The PROBLEM
Barriers to Pharma-based Therapy for CNS-Based Diseases
The key to most any problem is the ability to be able to bring an effective solution to bear on the problem in order to eliminate the disrupting concern. It does not matter if the problem is a burnt-out light bulb or a life-threatening disease, the process is the same: Identify the issue, define the best solution, deliver the solution to the problem, and implement the cure.
The Challenge
In pharma-based therapeutics for most CNS-based diseases, such as brain cancer, Parkinson’s, dementia, and epilepsy, this four-step process has remained much the same since the earliest beginnings of medicine. Though great progress has been made in diagnostics (defining the problem), determining an effective therapeutic (the solution), and implementing therapy (the cure), little has changed in the all-important step of therapeutic delivery. For the most part, pharma-therapeutics are delivered either by oral ingestion, direct injection, or intravenous drip. In each of these methods, two major obstacles must be overcome. The first is the systemic delivery of the therapeutic agent. Though a therapeutic, such as a chemotherapy medicine for a malignant non-operable tumor, should ideally target the tumor and the tumor alone, by systemic delivery in order to make its way to the disease target the therapeutic is first forced to pass through the digestive system, in the case of oral medications, or through the entire venous system, in the case of injection or intravenous delivery.

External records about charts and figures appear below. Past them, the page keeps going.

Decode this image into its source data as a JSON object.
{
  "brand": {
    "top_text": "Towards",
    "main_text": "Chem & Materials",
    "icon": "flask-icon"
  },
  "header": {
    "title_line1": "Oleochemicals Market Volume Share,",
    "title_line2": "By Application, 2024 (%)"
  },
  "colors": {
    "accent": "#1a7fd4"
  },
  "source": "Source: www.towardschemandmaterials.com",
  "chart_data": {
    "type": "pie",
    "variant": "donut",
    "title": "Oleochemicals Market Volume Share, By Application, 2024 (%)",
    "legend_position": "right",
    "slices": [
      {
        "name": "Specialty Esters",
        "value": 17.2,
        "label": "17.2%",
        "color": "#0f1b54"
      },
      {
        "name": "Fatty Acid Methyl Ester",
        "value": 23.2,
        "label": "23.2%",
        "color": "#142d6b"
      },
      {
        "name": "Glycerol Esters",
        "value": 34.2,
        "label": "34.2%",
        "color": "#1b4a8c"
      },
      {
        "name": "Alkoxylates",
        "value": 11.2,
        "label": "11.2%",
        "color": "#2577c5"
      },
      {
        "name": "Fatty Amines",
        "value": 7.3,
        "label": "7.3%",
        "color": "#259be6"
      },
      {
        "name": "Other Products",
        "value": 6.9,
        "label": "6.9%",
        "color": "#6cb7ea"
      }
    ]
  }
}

Top Chemotherapy Drugs Used for CNS-based Cancers
This form of delivery creates two major concerns. The first being the potency of the therapeutic once it finally is able to be taken up by the tumor. Having to pass through the digestive system before entering the circulatory system and then making its way to the tumor, much of a therapeutics potency can be compromised. Not a problem, just make the therapeutic more potent when given to counteract the degradation effects of delivery. But this creates the second issue, side-effects and toxic exposure of healthy tissue and organs to the therapeutic. Because of the systemic nature of the delivery, all of the patient’s body is exposed to the drug being used. Since most tumor medications are in essence a type of poison designed to kill the tumor that same poison is effecting all other cellular tissue it encounters. Hence the adage, ”We hope to kill the disease before we kill the patient.” Harsh indeed, but in essence true. A patient’s ability to be able to tolerate a toxic chemotherapeutic is greatly determined by the status of their overall health and immune system status. For someone in poor health, advanced cancer stages, or compromised immunity, these therapeutics, though potentially life-saving, cannot be implemented because of the potential effect on the rest of the body.

Illustration of the Blood-Brain Barrier
The Blood-Brain Barrier
These hurdles remain part of the difficult equation physicians face when developing a treatment protocol involving pharma-therapeutics. However, when it comes to CNS- and brain-based diseases, there is another even more insurmountable problem; the Blood-Brain Barrier. The Blood-Brain Barrier (BBB) is a semipermeable barrier of endothelial cells that prevents solubles in the circulating blood from crossing into the vertebral cavity and the central nervous system. The BBB is highly selective in that it allows oxygen and nutrient molecules to pass through but it prevents potentially harmful molecules such as pathogens, large molecules, and hydrophilic molecules (water-soluble) that could carry disease. The BBB is an incredibly intricate and important part of the body’s defense mechanism for the protection of the CNS and the brain, but because of its nature, it is also a barrier to physicians in their ability to deliver lifesaving pharma-therapeutics to this area of the body. Since most pharma-therapeutics are large molecule formulations and/or water-soluble, they are unable to effectively pass through the BBB. This limits therapy then to direct injectable such as intralesional and intratumoral chemotherapy or implanted Ommaya reservoir pumps. These though are limited to those types of cancers that are accessible via injection or proximity pump location. Unfortunately, many CNS and brain cancers tumors are too deep-rooted to be treated in this manner.
The Solution
NeOnc Technologies is hoping to provide a major leap forward in providing a solution posed by current pharma-therapeutic delivery for CNS-based diseases. By creating a proprietary molecular wrapper technology to protect and encase the therapeutic agent during delivery and one which can cross the BBB, along with addressing a three-prong delivery solution Neonc holds the promise to improve the physician’s ability to cure and to extending and enhancing the patient’s quality of life.